|Architect||Natalie Dionne Architecte|
|Area||300m2 (3229 sq.ft.)|
The E3 House gets its name because Natalie Dionne Architecte, the husband-and-wife team of Natalie Dionne and Martin Laneuville, organized the design in cross-section, using a strategy that recalls modernist Viennese architect Adolf Loos’s influential Raumplan, with its staggered rooms and fluid transitions between floorsDavid Theodore, azure magazine, June 2012
The E3 House was designed for a family with deep attachment to the area; a bustling neighbourhood close to the popular Jean-Talon Market in Montreal.
The design of a multi-level house is inspired by the orientation of the plot, in order to enable natural light to penetrate. The 12-metre-high central atrium divides the house into two areas, front and back; with a staircase linking different levels, and topped with a skylight.
Abundance of natural light that reaches deep into the interior through the large windows on both ends of the house and the central skylight to create ever-changing plays of natural light and shadow. The windows feature large wooden shutters slide to filter light at dawn and sunset and protect the house from summer heat. For natural ventilation, the windows faces each other and open, including the skylight.
The bedrooms are separated by sliding doors opening to the central space, allowing more light to enter and the illusion of a much bigger space. Closing the door will withdraw the space, allowing for privacy.
The project includes a mix of materials with simple, repetitive colours; mainly polished concrete, natural steel, wood and blue tiles.
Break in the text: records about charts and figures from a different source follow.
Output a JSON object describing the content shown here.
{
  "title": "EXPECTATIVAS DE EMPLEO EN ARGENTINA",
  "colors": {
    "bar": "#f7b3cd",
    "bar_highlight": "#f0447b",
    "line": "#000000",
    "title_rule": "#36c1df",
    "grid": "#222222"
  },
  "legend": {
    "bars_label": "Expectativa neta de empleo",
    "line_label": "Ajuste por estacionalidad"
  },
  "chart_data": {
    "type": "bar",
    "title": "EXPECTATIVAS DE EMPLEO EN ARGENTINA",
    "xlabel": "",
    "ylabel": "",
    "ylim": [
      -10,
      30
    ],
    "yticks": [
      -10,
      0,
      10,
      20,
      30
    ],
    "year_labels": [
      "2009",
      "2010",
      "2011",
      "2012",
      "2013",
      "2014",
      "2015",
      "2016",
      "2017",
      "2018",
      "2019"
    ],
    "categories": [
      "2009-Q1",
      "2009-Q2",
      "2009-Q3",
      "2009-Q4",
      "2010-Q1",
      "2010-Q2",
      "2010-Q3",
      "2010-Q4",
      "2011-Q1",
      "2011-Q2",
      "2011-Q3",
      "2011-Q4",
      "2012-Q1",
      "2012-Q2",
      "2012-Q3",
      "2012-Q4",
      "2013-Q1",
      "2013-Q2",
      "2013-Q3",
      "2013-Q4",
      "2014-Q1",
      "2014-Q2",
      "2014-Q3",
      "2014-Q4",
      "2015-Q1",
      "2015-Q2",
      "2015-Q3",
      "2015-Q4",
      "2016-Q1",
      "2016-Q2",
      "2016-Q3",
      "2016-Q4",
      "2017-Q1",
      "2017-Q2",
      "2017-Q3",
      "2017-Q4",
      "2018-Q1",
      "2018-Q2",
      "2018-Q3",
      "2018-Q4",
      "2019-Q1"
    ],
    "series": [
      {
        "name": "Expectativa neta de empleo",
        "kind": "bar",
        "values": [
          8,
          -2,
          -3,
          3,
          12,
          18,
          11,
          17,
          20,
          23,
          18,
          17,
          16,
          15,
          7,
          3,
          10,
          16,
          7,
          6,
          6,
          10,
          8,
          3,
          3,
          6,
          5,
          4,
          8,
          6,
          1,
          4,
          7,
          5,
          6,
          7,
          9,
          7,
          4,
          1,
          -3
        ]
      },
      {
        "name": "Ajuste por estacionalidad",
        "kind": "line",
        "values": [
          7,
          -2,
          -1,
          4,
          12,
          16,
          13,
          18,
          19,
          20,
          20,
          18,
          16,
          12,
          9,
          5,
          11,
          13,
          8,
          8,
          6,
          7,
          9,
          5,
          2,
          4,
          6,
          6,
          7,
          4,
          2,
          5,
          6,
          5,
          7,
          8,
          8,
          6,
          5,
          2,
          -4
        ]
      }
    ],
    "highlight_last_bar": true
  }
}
The interplay of these materials creates stunning graphical compositions that resemble abstract paintings. The central staircase and the kitchen island both feature steel and walnut. Cabinets, wardrobes and storage spaces are all made with maple-veneer plywood, and are vertically arranged to create multi-functional, multi-level monoliths. Marine-grade plywood stained to a dark espresso colour lines the walls and ceilings of large alcove to mark both front and back entrances.